Kernels for GPs

class radvel.gp.CeleriteKernel(hparams)[source]

Class that computes and stores a matrix approximating the quasi-periodic kernel.

See radvel/example_planets/k2-131_celerite.py for an example of a setup file that uses this Kernel object.

See celerite.readthedocs.io and Foreman-Mackey et al. 2017. AJ, 154, 220 (equation 56) for more details.

An arbitrary element, \(C_{ij}\), of the matrix is:

\[C_{ij} = B/(2+C) * exp( -|t_i - t_j| / L) * (\cos(\frac{ 2\pi|t_i-t_j| }{ P_{rot} }) + (1+C) )\]
Parameters:hparams (dict of radvel.Parameter) – dictionary containing radvel.Parameter objects that are GP hyperparameters of this kernel. Must contain exactly four objects, ‘gp_B*’, ‘gp_C*’, ‘gp_L*’, and ‘gp_Prot*’, where * is a suffix identifying these hyperparameters with a likelihood object.
compute_covmatrix(errors)[source]

Compute the Cholesky decomposition of a celerite kernel

Parameters:errors (array of float) – observation errors and jitter added in quadrature
Returns:the celerite solver object, with Cholesky decomposition computed.
Return type:celerite.solver.CholeskySolver
compute_distances(x1, x2)[source]

The celerite.solver.CholeskySolver object does not require distances to be precomputed, so this method has been co-opted to define some unchanging variables.

class radvel.gp.Kernel[source]

Abstract base class to store kernel info and compute covariance matrix. All kernel objects inherit from this class.

Note

To implement your own kernel, create a class that inherits from this class. It should have hyperparameters that follow the name scheme ‘gp_NAME_SUFFIX’.

class radvel.gp.PerKernel(hparams)[source]

Class that computes and stores a periodic kernel matrix. An arbitrary element, \(C_{ij}\), of the matrix is:

\[C_{ij} = \eta_1^2 * exp( \frac{ -\sin^2(\frac{ \pi|t_i-t_j| }{ \eta_3^2 } ) }{ 2\eta_2^2 } )\]
Parameters:hparams (dict of radvel.Parameter) – dictionary containing radvel.Parameter objects that are GP hyperparameters of this kernel.
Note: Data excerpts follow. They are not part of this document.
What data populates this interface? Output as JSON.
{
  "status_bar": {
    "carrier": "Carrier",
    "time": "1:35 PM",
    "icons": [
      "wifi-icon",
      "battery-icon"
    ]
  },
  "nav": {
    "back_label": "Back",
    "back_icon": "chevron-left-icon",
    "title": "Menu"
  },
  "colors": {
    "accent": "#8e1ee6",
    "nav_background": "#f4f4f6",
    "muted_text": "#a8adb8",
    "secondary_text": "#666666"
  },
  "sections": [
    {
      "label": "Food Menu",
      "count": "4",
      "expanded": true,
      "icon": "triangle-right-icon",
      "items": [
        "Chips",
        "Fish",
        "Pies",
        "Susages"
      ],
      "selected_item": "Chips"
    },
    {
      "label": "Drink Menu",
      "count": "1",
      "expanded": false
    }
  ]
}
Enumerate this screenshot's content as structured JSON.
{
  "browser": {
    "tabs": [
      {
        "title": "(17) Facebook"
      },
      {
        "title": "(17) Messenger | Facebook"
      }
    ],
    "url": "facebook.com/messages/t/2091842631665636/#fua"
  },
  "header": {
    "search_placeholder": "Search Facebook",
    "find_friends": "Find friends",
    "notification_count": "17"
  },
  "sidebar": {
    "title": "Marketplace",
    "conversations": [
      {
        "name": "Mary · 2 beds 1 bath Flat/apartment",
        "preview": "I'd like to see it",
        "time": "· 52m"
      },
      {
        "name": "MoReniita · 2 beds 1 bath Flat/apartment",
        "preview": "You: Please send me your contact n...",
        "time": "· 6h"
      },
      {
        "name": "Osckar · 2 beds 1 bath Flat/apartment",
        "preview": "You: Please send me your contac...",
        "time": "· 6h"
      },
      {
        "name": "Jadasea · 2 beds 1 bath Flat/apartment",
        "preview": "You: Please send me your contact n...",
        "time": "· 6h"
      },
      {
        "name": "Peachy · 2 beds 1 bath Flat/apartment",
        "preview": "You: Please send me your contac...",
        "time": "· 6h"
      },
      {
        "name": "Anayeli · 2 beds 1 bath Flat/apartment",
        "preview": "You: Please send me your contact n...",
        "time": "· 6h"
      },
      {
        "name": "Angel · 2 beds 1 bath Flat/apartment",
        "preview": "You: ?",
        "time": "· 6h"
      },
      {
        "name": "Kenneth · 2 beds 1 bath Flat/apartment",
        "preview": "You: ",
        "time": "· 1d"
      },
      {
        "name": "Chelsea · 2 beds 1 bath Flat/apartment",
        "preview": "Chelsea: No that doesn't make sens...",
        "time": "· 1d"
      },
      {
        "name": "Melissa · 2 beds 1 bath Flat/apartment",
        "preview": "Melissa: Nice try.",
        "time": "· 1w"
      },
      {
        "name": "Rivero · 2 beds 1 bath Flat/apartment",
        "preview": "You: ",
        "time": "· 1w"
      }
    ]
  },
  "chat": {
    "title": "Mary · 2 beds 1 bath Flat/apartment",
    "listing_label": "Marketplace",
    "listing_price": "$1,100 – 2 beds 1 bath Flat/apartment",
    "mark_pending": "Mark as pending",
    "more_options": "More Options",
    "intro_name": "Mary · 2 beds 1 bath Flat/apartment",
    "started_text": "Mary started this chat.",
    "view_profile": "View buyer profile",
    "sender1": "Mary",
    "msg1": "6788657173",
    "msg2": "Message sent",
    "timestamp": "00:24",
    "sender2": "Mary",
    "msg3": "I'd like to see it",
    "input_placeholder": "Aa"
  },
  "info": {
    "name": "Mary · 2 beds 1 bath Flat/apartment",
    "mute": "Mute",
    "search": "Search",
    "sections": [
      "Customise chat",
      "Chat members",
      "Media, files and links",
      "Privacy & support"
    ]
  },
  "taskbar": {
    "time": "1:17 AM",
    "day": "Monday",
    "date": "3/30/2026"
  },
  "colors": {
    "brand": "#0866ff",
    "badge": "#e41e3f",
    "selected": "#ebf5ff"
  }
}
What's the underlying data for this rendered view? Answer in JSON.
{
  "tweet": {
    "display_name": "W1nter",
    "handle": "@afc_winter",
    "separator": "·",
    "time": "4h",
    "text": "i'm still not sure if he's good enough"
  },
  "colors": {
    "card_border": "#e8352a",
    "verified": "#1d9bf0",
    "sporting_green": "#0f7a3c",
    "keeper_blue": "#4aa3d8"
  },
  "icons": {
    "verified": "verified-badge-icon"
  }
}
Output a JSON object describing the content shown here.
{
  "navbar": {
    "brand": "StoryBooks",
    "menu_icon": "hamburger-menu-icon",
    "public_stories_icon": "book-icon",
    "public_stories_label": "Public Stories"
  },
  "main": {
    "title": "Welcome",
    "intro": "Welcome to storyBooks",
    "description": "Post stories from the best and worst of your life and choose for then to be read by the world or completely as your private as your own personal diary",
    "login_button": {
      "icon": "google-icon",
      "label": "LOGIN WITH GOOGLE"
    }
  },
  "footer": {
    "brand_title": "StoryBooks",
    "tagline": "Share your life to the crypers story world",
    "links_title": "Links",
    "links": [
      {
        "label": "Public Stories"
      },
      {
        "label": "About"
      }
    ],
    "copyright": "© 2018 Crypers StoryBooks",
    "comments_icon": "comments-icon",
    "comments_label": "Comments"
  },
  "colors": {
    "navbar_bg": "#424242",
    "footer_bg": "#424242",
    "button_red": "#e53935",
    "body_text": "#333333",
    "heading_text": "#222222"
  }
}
Must contain exactly three objects, ‘gp_length*’, ‘gp_amp*’, and ‘gp_per*’, where * is a suffix identifying these hyperparameters with a likelihood object.
compute_covmatrix(errors)[source]

Compute the covariance matrix, and optionally add errors along the diagonal.

Parameters:errors (float or numpy array) – If covariance matrix is non-square, this arg must be set to 0. If covariance matrix is square, this can be a numpy array of observational errors and jitter added in quadrature.
class radvel.gp.QuasiPerKernel(hparams)[source]

Class that computes and stores a quasi periodic kernel matrix. An arbitrary element, \(C_{ij}\), of the matrix is:

\[C_{ij} = \eta_1^2 * exp( \frac{ -|t_i - t_j|^2 }{ \eta_2^2 } - \frac{ \sin^2(\frac{ \pi|t_i-t_j| }{ \eta_3 } ) }{ 2\eta_4^2 } )\]
Parameters:hparams (dict of radvel.Parameter) – dictionary containing radvel.Parameter objects that are GP hyperparameters of this kernel. Must contain exactly four objects, ‘gp_explength*’, ‘gp_amp*’, ‘gp_per*’, and ‘gp_perlength*’, where * is a suffix identifying these hyperparameters with a likelihood object.
compute_covmatrix(errors)[source]

Compute the covariance matrix, and optionally add errors along the diagonal.

Parameters:errors (float or numpy array) – If covariance matrix is non-square, this arg must be set to 0. If covariance matrix is square, this can be a numpy array of observational errors and jitter added in quadrature.
class radvel.gp.SqExpKernel(hparams)[source]

Class that computes and stores a squared exponential kernel matrix. An arbitrary element, \(C_{ij}\), of the matrix is:

\[C_{ij} = \eta_1^2 * exp( \frac{ -|t_i - t_j|^2 }{ \eta_2^2 } )\]
Parameters:hparams (dict of radvel.Parameter) – dictionary containing radvel.Parameter objects that are GP hyperparameters of this kernel. Must contain exactly two objects, ‘gp_length*’ and ‘gp_amp*’, where * is a suffix identifying these hyperparameters with a likelihood object.
compute_covmatrix(errors)[source]

Compute the covariance matrix, and optionally add errors along the diagonal.

Parameters:errors (float or numpy array) – If covariance matrix is non-square, this arg must be set to 0. If covariance matrix is square, this can be a numpy array of observational errors and jitter added in quadrature.